KMP Algorithm for Pattern Searching
Given a text txt[0..n-1] and a pattern pat[0..m-1], write a function search(char pat, char txt) that prints all occurrences of pat in txt. You may assume that n > m.
Input: txt = "THIS IS A TEST TEXT" pat = "TEST" Output: Pattern found at index 10 Input: txt = "AABAACAADAABAABA" pat = "AABA" Output: Pattern found at index 0 Pattern found at index 9 Pattern found at index 12
Pattern searching is an important problem in computer science. When we do search for a string in notepad/word file or browser or database, pattern searching algorithms are used to show the search results. We have discussed Naive pattern searching algorithm in the previous post. The worst case complexity of the Naive algorithm is O(m(n-m+1)). The time complexity of KMP algorithm is O(n) in the worst case. KMP (Knuth Morris Pratt) Pattern Searching The Naive pattern searching algorithm doesn’t work well in cases where we see many matching characters followed by a mismatching character. Following are some examples.
txt = "AAAAAAAAAAAAAAAAAB" pat = "AAAAB" txt = "ABABABCABABABCABABABC" pat = "ABABAC" (not a worst case, but a bad case for Naive)

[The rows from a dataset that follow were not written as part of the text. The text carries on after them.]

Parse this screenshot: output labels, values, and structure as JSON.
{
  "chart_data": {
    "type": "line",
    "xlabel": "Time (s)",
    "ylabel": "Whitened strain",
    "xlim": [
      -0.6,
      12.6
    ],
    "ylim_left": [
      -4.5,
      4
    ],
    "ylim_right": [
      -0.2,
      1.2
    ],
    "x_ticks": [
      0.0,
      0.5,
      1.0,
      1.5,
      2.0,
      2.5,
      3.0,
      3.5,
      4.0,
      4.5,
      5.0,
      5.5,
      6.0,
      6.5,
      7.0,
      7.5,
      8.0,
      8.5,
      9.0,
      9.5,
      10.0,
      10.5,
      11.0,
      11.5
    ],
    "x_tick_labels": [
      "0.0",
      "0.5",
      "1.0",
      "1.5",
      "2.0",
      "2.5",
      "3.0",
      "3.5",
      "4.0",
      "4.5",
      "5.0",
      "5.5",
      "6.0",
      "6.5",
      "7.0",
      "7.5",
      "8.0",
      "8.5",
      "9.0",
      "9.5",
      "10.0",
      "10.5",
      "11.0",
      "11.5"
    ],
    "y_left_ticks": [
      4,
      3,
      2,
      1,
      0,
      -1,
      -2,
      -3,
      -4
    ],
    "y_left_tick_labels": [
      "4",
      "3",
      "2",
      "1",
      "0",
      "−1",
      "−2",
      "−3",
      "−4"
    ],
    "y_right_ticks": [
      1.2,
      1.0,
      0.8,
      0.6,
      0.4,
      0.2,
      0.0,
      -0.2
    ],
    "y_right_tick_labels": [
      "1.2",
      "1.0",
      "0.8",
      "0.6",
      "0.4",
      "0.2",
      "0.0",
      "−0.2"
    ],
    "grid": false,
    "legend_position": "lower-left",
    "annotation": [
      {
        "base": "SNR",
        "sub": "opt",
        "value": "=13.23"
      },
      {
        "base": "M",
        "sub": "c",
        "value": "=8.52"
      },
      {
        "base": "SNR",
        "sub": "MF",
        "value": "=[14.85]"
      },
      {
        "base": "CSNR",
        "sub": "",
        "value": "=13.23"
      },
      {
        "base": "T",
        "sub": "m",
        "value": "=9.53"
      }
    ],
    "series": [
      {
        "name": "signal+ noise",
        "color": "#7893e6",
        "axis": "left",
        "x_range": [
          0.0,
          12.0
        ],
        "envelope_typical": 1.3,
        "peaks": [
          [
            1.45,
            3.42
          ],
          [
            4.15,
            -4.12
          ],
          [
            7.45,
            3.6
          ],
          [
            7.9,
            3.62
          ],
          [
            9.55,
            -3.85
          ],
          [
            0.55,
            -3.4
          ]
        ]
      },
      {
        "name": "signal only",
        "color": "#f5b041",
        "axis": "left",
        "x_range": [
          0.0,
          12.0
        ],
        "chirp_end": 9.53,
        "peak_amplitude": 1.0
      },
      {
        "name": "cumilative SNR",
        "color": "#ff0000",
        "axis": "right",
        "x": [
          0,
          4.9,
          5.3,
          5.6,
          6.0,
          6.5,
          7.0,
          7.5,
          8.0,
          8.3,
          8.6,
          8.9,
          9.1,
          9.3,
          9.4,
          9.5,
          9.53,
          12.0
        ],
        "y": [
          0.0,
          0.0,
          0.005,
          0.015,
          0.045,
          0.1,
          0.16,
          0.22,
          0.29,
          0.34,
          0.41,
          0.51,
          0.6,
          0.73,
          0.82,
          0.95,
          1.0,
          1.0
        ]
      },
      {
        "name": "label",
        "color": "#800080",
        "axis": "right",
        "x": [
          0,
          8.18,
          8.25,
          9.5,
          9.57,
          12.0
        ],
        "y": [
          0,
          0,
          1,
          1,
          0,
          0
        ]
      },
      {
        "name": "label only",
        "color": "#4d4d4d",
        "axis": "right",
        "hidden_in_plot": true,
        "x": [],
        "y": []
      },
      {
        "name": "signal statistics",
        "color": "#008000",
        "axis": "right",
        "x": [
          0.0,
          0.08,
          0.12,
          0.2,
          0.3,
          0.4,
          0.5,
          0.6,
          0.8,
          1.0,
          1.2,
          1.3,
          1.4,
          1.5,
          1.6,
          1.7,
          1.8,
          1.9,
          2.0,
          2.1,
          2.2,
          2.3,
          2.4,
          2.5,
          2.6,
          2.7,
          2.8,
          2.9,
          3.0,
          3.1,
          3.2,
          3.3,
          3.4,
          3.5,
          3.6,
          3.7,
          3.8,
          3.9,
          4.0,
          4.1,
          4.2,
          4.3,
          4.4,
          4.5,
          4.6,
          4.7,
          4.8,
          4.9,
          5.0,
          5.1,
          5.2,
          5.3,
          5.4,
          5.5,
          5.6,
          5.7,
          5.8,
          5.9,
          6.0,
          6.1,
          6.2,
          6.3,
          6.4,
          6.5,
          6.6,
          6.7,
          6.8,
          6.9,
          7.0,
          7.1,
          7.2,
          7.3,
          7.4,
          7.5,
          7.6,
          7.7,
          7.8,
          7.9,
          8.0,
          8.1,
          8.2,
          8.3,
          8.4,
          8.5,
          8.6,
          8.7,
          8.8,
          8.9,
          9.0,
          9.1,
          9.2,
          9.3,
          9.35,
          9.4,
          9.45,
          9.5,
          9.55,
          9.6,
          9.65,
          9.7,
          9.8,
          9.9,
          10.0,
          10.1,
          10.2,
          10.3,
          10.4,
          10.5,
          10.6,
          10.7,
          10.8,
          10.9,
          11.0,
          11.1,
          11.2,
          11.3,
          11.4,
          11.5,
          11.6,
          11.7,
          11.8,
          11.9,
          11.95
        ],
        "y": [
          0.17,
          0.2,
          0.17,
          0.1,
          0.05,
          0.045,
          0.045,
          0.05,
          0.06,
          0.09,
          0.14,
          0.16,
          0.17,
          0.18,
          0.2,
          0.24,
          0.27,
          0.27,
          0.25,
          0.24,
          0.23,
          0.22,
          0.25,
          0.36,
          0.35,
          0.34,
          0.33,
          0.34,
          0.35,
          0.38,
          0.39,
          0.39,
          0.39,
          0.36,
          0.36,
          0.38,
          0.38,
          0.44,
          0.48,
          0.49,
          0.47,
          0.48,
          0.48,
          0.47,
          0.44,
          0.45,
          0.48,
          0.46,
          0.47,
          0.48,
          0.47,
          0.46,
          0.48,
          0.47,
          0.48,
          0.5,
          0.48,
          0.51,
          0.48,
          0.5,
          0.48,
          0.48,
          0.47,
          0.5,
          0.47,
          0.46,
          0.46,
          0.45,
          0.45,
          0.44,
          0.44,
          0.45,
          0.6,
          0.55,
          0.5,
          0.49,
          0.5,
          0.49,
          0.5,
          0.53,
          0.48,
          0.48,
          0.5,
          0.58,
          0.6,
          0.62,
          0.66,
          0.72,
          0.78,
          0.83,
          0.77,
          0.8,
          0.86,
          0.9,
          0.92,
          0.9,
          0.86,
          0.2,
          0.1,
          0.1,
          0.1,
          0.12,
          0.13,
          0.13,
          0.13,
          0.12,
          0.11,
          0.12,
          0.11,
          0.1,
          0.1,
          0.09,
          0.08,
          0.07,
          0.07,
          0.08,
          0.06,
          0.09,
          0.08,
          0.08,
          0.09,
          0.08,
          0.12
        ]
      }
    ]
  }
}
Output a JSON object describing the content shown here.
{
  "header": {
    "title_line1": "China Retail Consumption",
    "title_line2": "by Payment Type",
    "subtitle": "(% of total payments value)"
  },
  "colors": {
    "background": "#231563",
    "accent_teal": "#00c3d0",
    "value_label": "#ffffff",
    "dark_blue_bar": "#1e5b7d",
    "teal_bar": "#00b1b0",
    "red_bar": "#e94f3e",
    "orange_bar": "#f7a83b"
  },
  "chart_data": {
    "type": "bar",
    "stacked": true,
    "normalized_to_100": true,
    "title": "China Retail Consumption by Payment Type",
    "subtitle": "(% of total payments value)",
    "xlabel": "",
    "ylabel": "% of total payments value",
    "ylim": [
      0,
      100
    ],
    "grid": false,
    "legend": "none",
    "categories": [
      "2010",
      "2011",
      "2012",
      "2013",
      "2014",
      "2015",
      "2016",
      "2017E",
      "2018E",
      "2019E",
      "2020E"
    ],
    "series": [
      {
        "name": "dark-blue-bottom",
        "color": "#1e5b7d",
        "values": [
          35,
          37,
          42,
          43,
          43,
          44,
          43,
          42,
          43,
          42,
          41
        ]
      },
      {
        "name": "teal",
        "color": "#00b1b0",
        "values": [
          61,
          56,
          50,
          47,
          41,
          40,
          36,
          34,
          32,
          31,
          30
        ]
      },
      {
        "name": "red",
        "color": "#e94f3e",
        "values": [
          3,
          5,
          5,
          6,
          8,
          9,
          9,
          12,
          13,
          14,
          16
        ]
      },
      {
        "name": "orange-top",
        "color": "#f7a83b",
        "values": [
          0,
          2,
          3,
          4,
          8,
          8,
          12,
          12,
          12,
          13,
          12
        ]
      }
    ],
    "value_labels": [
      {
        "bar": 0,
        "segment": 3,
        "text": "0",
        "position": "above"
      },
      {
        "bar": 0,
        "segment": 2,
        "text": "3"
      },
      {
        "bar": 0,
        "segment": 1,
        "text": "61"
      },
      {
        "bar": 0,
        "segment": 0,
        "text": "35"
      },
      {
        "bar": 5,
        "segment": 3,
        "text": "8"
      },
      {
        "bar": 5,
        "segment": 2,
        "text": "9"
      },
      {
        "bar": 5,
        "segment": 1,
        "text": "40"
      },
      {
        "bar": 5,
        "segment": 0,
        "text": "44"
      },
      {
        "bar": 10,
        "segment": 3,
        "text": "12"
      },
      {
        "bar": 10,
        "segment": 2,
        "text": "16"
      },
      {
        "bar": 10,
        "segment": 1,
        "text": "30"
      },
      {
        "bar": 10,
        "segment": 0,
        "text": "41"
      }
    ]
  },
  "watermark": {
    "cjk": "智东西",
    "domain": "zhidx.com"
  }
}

The KMP matching algorithm uses degenerating property (pattern having same sub-patterns appearing more than once in the pattern) of the pattern and improves the worst case complexity to O(n). The basic idea behind KMP’s algorithm is: whenever we detect a mismatch (after some matches), we already know some of the characters in the text of the next window. We take advantage of this information to avoid matching the characters that we know will anyway match. Let us consider below example to understand this.
Matching Overview txt = "AAAAABAAABA" pat = "AAAA" We compare first window of txt with pat txt = "AAAAABAAABA" pat = "AAAA" [Initial position] We find a match. This is same as Naive String Matching. In the next step, we compare next window of txt with pat. txt = "AAAAABAAABA" pat = "AAAA" [Pattern shifted one position] This is where KMP does optimization over Naive. In this second window, we only compare fourth A of pattern with fourth character of current window of text to decide whether current window matches or not. Since we know first three characters will anyway match, we skipped matching first three characters. Need of Preprocessing? An important question arises from the above explanation, how to know how many characters to be skipped. To know this, we pre-process pattern and prepare an integer array lps that tells us the count of characters to be skipped.